Не слушал разговор лишь тот, полный, возле которого сидел богомол, — или только казалось так. Четвертый же из мужчин, самый младший, почти мальчик, напротив, вытянув длинную шею, подслеповато моргая, вслушивался в каждое слово.
— У меня и карта есть, — постучала женщина ладонью по столу, — подробней не бывает. И сама я здесь все изъездила. И в Беш-Булаке вашем сто раз была. Во как все здесь знаю! — по-мужски провела она длинной ладонью по горлу. — Наш колодец — единственный, если не считать засыпанных, конечно. А так даже других соленых колодцев нет.
— Есть, — упрямился казах. В его глазах роились хвостики пламени, многократно уменьшенные.
— Послушай, Людка, — вмешался вдруг ироничный. — Вспомни, в прошлом году нам что-то такое похожее рассказывали. Кто — не помню, но говорили вроде. Где-то севернее Беш-Булака, так, кажется…
— Ерунду мелете! — отрезала женщина. Под ней скрипнул стул, она подалась вперед, вытянула двумя пальцами сигарету из пачки. Мимо ламп метнулось несколько ночных бабочек, заиграло пламя. — Вы никто этих мест не знаете, а я здесь — шестой сезон. На север еще километров сто пятьдесят — двести — и начнутся соленые болота до самого Арала. Места гиблые, гнилая вода…
Ей протянули зажженную спичку, она прикурила и, закинув голову, кругло выпятив губы, пустила к потолку веревочку дыма.
— А здесь везде только песок да камни, сами видели. Хорошо, хоть этот колодец есть, а то и не жил бы здесь никто. Верблюд бы не забрел. Да что говорить! — Словно с досады она помахала над собой рукой, разгоняя дым, и пламя встрепенулось, испуганное. — Весной пара капель дождя упадет — и на том спасибо. А потом все пересыхает. Иногда такая жара, такое пекло, что боишься, как бы земля надвое не раскололась… А то, что местные придумывают, друг другу рассказывают — дед внуку, внук своему внуку, — так это, наверное, чтоб жить было веселее. Вроде легенды, что ли.
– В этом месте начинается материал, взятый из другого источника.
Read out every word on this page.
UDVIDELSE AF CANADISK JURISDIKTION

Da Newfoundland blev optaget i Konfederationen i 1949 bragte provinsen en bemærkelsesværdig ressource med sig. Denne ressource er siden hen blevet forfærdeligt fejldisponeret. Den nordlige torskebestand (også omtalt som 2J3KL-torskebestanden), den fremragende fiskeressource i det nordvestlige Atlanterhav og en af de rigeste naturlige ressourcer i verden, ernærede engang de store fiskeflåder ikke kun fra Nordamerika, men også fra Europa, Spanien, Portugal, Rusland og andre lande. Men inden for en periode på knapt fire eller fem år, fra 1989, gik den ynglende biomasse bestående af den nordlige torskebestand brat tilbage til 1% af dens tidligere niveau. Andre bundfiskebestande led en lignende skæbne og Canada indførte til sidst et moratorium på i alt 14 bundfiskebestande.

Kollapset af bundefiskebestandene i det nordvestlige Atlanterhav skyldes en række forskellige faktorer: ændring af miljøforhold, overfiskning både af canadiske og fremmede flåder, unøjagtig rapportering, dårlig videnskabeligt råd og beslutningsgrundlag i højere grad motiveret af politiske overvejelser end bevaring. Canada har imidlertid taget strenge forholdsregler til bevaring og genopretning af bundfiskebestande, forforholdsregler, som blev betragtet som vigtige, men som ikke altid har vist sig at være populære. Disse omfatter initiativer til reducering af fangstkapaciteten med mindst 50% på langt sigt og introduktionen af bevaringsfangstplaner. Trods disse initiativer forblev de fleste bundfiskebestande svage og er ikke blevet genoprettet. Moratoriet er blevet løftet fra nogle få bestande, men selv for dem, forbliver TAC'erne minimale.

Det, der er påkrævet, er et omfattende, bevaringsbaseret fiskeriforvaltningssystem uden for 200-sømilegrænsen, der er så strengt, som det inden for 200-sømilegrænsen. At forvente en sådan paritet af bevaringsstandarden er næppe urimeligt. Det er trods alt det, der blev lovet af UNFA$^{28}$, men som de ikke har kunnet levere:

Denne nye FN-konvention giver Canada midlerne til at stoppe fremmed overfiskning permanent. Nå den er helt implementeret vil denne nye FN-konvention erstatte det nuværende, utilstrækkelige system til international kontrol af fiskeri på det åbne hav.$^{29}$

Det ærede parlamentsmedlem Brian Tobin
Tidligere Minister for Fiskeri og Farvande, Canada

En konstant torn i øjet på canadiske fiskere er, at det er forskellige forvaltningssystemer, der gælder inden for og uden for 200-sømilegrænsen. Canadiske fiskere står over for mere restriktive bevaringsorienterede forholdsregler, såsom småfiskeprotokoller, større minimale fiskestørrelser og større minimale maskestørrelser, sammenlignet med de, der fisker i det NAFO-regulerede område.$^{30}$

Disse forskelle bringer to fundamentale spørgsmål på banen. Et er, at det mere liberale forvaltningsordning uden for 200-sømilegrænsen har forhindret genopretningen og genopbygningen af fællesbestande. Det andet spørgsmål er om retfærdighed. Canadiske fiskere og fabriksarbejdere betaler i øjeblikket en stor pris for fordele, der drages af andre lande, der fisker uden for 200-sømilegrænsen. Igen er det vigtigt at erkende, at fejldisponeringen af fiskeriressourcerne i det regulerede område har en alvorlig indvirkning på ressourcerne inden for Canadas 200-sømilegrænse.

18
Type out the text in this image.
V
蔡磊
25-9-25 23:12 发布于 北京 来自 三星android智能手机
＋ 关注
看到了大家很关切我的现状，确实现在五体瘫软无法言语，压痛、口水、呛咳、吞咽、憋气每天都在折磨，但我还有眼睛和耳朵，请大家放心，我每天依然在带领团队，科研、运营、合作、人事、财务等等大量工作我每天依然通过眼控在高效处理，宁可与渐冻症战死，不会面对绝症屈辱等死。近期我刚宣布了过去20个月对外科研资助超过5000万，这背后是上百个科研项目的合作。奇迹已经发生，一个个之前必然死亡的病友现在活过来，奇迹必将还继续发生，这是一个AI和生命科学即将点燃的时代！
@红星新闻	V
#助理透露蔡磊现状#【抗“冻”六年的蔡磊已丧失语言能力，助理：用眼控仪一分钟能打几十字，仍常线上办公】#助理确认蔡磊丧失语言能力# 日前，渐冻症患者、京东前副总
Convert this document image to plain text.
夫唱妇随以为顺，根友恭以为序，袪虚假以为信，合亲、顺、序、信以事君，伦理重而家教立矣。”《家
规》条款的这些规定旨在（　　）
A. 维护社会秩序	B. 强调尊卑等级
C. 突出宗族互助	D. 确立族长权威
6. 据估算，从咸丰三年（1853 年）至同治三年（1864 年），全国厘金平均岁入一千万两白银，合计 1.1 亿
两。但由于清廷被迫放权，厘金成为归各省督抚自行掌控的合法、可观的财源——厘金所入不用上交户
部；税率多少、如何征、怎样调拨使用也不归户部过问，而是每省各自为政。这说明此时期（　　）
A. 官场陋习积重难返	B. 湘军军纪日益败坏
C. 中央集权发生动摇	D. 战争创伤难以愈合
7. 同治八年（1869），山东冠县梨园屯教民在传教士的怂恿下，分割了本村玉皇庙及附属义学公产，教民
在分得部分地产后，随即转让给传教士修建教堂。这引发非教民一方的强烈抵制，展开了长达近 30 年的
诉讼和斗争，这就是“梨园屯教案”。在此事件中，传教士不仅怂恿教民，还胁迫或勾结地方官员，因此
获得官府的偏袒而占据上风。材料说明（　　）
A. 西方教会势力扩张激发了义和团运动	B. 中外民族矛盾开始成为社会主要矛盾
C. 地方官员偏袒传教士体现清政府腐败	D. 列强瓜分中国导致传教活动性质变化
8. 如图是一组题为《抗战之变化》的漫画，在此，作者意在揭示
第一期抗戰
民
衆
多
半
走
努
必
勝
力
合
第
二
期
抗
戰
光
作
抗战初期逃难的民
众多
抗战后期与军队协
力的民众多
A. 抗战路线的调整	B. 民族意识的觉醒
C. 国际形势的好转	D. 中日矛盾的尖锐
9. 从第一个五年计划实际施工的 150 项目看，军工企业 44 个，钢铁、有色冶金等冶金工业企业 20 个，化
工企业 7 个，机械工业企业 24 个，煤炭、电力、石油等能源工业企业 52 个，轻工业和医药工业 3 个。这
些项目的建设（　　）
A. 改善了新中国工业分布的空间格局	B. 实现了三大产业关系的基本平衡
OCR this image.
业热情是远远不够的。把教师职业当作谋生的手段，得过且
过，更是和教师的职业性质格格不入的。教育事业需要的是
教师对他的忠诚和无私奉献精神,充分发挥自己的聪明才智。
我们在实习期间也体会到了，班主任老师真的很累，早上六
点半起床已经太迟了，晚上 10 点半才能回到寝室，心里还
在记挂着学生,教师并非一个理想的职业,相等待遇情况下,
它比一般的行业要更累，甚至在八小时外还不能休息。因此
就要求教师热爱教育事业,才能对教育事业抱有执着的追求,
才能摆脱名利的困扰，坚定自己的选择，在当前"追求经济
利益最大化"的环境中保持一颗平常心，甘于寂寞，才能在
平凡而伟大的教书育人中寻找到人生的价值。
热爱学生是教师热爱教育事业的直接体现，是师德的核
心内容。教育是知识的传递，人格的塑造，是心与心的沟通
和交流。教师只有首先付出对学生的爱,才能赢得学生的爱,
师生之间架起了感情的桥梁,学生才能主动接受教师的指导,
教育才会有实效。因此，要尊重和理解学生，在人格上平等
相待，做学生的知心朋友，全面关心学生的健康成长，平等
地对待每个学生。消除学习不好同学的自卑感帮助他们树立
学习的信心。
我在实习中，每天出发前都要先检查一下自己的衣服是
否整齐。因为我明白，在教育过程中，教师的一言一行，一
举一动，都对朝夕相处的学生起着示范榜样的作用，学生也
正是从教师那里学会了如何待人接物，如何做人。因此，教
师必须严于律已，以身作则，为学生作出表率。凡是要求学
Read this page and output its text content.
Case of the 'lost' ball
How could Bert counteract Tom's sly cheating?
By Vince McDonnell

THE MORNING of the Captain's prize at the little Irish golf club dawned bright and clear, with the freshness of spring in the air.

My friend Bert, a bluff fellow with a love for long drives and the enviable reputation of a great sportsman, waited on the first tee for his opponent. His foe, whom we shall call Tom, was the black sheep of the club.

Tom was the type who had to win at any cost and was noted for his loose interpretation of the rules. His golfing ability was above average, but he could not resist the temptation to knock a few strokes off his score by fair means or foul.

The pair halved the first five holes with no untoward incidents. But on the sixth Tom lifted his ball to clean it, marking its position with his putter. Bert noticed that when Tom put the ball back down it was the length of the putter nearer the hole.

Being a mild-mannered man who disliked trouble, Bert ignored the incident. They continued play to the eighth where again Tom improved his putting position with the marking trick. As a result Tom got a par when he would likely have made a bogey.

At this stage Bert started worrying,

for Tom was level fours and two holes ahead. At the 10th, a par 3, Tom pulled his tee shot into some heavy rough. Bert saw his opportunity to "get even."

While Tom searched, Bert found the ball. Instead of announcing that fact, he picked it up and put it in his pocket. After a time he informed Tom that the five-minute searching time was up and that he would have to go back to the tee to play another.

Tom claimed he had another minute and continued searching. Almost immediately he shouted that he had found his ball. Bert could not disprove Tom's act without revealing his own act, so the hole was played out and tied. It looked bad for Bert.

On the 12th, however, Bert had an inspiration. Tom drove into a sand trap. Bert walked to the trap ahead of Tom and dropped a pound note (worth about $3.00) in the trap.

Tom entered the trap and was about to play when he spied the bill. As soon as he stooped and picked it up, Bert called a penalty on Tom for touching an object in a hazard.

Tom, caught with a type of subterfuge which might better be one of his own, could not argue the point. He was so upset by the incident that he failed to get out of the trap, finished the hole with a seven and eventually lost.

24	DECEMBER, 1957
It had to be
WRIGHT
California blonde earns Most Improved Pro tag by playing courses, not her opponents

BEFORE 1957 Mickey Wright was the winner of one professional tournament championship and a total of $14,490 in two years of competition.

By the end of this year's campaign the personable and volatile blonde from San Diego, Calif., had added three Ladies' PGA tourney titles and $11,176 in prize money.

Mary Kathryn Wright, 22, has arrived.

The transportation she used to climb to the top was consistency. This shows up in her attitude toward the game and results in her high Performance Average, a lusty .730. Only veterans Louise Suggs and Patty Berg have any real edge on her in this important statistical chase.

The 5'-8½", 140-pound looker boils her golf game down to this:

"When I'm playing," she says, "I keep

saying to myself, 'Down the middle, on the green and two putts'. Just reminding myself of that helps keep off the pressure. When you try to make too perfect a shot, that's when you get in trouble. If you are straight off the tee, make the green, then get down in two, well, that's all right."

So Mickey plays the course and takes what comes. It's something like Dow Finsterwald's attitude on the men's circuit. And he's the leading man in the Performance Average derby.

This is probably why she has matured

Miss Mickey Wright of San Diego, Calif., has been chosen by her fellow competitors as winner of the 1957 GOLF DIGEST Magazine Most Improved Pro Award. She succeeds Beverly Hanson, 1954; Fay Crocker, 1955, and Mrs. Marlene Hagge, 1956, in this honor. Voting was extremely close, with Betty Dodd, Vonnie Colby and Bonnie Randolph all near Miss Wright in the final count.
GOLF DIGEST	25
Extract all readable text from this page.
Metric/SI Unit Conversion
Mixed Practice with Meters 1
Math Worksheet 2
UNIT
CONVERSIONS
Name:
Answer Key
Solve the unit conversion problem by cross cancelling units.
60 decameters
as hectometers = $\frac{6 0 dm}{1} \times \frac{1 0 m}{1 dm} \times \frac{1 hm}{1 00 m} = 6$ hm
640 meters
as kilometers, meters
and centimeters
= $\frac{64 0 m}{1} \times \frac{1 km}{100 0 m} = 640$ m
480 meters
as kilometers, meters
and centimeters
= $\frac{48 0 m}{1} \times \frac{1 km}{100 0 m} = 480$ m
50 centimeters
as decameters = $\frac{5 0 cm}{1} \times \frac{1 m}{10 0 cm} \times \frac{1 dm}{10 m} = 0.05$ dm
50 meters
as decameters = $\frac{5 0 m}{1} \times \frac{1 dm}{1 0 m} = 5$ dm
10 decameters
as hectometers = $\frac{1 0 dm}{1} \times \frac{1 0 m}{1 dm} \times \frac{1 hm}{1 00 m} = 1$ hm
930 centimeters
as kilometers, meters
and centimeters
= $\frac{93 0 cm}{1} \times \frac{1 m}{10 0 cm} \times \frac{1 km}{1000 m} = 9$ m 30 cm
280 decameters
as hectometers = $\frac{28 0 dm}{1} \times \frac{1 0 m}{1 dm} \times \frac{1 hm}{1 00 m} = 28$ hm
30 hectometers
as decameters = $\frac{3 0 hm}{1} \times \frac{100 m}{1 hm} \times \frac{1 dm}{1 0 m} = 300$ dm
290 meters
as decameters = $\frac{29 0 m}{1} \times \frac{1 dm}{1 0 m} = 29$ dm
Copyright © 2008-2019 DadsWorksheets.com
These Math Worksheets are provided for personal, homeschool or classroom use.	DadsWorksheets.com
Правильно я говорю?
Казах не ответил.
И женщина замолчала, снова уставилась на огонь.
Возле лампы теперь билась большая, гладкая, кажущаяся в пляшущем свете тигровой, с крупной выпуклой головой бабочка, и было слышно в тишине, как трепещут ее крылья, потрескивают у горячего стекла.
Женщина взглянула на часы.
— Ладно, поболтали. Завтра подъем ранний, а то к обеду не обернемся. — Она посмотрела на юношу: — Сам встанешь или будильник дать?
— Встану.
— С-скажите, — вдруг обратился к казаху, который понял жест женщины и было зашевелился, тот, полный, кто молчал целый вечер. — В-вы говорите, источник этот недалеко отсюда?
— Заинтриговал он вас? — бросила женщина. Она качнула головой, вздохнула, отвернулась к лампе и прищурилась.
— Отчего вы не позволяете р-рассказать?
Голос у мужчины, как и он сам, был мягкий и полный. К тому же он едва заметно запинался, когда говорил, — не заикался даже, а запинался именно, — и сильно картавил. Это делало его речь еще медленнее и мягче. — М-может, будем проезжать, так заглянем.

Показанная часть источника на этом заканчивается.